Maker | Year | Model | Package | City MPG | Highway MPG | MSRP |
Ford | 2018 | Fiesta | S Sedan | 27 | 35 | 14115 |
Ford | 2018 | Fusion | S FWD | 21 | 32 | 22120 |
Ford | 2018 | Mustang | GT Fastback | 15 | 24 | 35095 |
Honda | 2018 | Fit | LX Manual | 29 | 36 | 16190 |
Honda | 2018 | Civic | LX Manual | 28 | 40 | 18840 |
Honda | 2018 | Accord | LX CVT | 30 | 38 | 23570 |
Hyundai | 2018 | Accent | SE Manual | 28 | 37 | 14995 |
Hyundai | 2018 | Elantra | SE 2.0L Manual | 26 | 36 | 16950 |
Hyundai | 2018 | Sonata | SE 2.4L | 25 | 36 | 22050 |
To create a DataFrame we provide a dictionary of iterables (in this case lists) to the DataFrame
constructor. We can also, and often do, use Series as the dictionary values.

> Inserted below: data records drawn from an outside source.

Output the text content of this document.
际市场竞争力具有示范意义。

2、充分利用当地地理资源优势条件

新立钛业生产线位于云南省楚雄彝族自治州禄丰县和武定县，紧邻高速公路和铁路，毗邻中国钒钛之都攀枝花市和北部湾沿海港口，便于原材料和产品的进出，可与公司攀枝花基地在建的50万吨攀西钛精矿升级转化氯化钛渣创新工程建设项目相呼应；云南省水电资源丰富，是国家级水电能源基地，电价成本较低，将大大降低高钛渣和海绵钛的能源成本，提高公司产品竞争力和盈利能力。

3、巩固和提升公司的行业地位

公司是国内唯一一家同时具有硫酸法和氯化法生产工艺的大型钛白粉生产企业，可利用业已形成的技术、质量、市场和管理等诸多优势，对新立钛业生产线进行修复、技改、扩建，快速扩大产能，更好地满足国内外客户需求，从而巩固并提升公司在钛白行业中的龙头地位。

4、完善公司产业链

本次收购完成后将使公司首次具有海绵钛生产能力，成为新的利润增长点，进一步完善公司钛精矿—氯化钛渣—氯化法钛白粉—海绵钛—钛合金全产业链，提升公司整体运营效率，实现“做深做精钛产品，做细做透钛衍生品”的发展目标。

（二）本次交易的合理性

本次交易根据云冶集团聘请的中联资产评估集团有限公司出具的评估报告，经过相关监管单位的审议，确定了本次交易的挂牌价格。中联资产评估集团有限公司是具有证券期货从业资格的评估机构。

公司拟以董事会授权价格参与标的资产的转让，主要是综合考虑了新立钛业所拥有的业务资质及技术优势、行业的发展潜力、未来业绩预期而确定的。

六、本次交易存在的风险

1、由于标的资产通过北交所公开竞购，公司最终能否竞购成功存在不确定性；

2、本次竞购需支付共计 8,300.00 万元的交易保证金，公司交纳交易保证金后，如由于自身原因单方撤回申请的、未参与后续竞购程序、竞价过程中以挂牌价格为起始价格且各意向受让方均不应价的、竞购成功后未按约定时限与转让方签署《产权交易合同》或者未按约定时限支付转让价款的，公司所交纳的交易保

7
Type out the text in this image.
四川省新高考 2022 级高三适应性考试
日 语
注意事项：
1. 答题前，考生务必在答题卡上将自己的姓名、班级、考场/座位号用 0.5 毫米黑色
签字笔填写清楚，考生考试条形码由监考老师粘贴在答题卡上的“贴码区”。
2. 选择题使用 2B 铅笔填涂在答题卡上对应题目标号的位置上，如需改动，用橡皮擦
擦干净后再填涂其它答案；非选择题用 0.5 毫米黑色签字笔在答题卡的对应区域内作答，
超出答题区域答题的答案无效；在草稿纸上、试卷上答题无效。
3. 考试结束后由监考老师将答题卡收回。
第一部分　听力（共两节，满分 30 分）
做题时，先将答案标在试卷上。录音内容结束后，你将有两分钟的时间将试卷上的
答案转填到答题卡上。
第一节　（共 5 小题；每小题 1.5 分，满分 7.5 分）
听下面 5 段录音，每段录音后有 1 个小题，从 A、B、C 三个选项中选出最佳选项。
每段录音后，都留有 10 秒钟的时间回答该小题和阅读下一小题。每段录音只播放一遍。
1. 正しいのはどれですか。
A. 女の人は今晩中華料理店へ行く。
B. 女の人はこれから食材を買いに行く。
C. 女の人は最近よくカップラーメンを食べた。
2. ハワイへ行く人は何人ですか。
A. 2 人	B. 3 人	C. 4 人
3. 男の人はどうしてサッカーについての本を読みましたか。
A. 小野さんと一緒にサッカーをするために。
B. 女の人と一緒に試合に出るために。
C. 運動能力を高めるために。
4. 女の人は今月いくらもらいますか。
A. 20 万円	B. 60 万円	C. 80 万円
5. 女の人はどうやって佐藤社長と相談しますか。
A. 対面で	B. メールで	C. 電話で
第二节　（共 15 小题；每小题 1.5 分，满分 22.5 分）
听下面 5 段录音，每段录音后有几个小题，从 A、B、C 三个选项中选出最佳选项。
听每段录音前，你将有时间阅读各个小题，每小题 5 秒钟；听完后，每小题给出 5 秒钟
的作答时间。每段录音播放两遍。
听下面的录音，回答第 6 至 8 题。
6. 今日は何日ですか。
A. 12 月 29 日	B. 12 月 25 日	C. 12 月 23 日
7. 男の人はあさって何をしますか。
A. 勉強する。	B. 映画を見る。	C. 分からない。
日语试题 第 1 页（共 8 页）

import pandas as pd cars = pd.DataFrame({ 'Maker': ['Ford', 'Ford', 'Ford', 'Honda', 'Honda', 'Honda', 'Hyundai', 'Hyundai', 'Hyundai'], 'Year': [2018, 2018, 2018, 2018, 2018, 2018, 2018, 2018, 2018], 'Model': ['Fiesta', 'Fusion', 'Mustang', 'Fit', 'Civic', 'Accord', 'Accent', 'Elantra', 'Sonata'], 'Package': ['S Sedan', 'S FWD', 'GT Fastback', 'LX Manual', 'LX Manual', 'LX CVT', 'SE Manual', 'SE 2.0L Manual', 'SE 2.4L'], 'MPG_City': [27, 21, 15, 29, 28, 30, 28, 26, 25], 'MPG_HWY': [35, 32, 24, 36, 40, 38, 37, 36, 36], 'MSRP': [14115, 22120, 35095, 16190, 18840, 23570, 14995, 16950, 22050], 'Cylinders': [4, 4, 8, 4, 4, 4, 4, 4, 4], 'Bore': [1.6, 2.5, 5, 1.5, 2, 1.5, 1.6, 2, 2.4], 'Basic_Warranty_Years': [3, 3, 3, 3, 3, 3, 5, 5, 5], 'Basic_Warranty_Miles': [36000, 36000, 36000, 36000, 36000, 36000, 60000, 60000, 60000], 'Drivetrain_Warranty_Years': [5, 5, 5, 5, 5, 5, 10, 10, 10], 'Drivetrain_Warranty_Miles': [60000, 60000, 60000, 60000, 60000, 60000, 100000, 100000, 100000] })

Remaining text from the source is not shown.